The co-CEO offers a hypothetical example of a company that uses equipment featuring microelectronic components, including printed circuit boards. “Let’s say tariffs are placed on China for microelectronic assemblies,” he says. The company that uses those parts would need to ask: Which of our products are impacted? Do we have alternative suppliers in other regions? What is the total value of the content in our products made up of those components? How will our competitors react? Tariffs can also trigger currency fluctuations, which ought to be factored into financial models. “There’s quite a bit of math to figure out,” says Garfield.  

With data in hand, leaders can debate whether or how to respond to a tariff. For example, if a company knows its manufacturing costs are 10% lower than its closest competitors, it has a choice: absorb the tariffs and protect its market share by leveraging its existing cost advantage or protect its margins and pass the tariff cost to customers.

No time to wait 

Companies have responded with varying levels of urgency to looming tariffs, Garfield says. 

For some, tariff planning has become a one-off exercise in the margins of a document or an overly simplistic spreadsheet. “Most companies were taking what I’ll call the policy projections, the things that the Trump administration said they were going to do, and developing forecasts,” he says. Other companies—those who have already built war rooms—were “front-footed,” he adds, and have begun estimating what the tariffs could mean over months, quarters, or years. 

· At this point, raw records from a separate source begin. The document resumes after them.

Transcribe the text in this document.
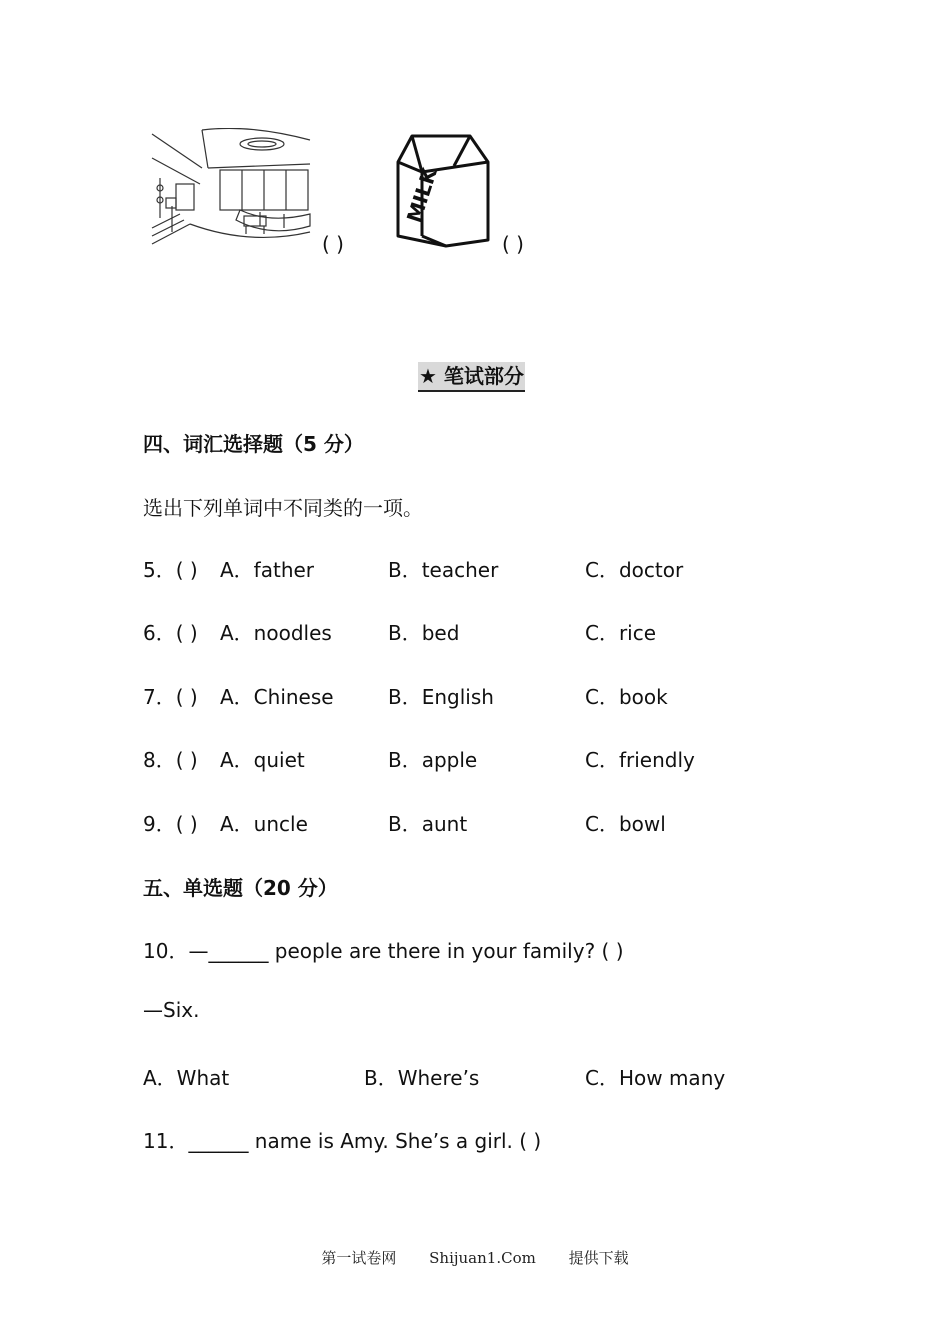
( )
MILK
( )
★ 笔试部分
四、词汇选择题（5 分）
选出下列单词中不同类的一项。
5．( ) A．father	B．teacher	C．doctor
6．( ) A．noodles	B．bed	C．rice
7．( ) A．Chinese	B．English	C．book
8．( ) A．quiet	B．apple	C．friendly
9．( ) A．uncle	B．aunt	C．bowl
五、单选题（20 分）
10．—______ people are there in your family? ( )
—Six.
A．What	B．Where’s	C．How many
11．______ name is Amy. She’s a girl. ( )
第一试卷网 Shijuan1.Com 提供下载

Still other firms are waking up to the need for sustained complex planning now, Garfield adds, but he can hardly blame them. The pace of change has caught some by surprise. “It used to be that dealing with legislative agendas and macro policy issues like trade policies or environmental initiatives were these long-cycle things where companies could say, ‘Oh, let’s see what happens in the next G7 meeting,” says Garfield. “Now they’re like every day.”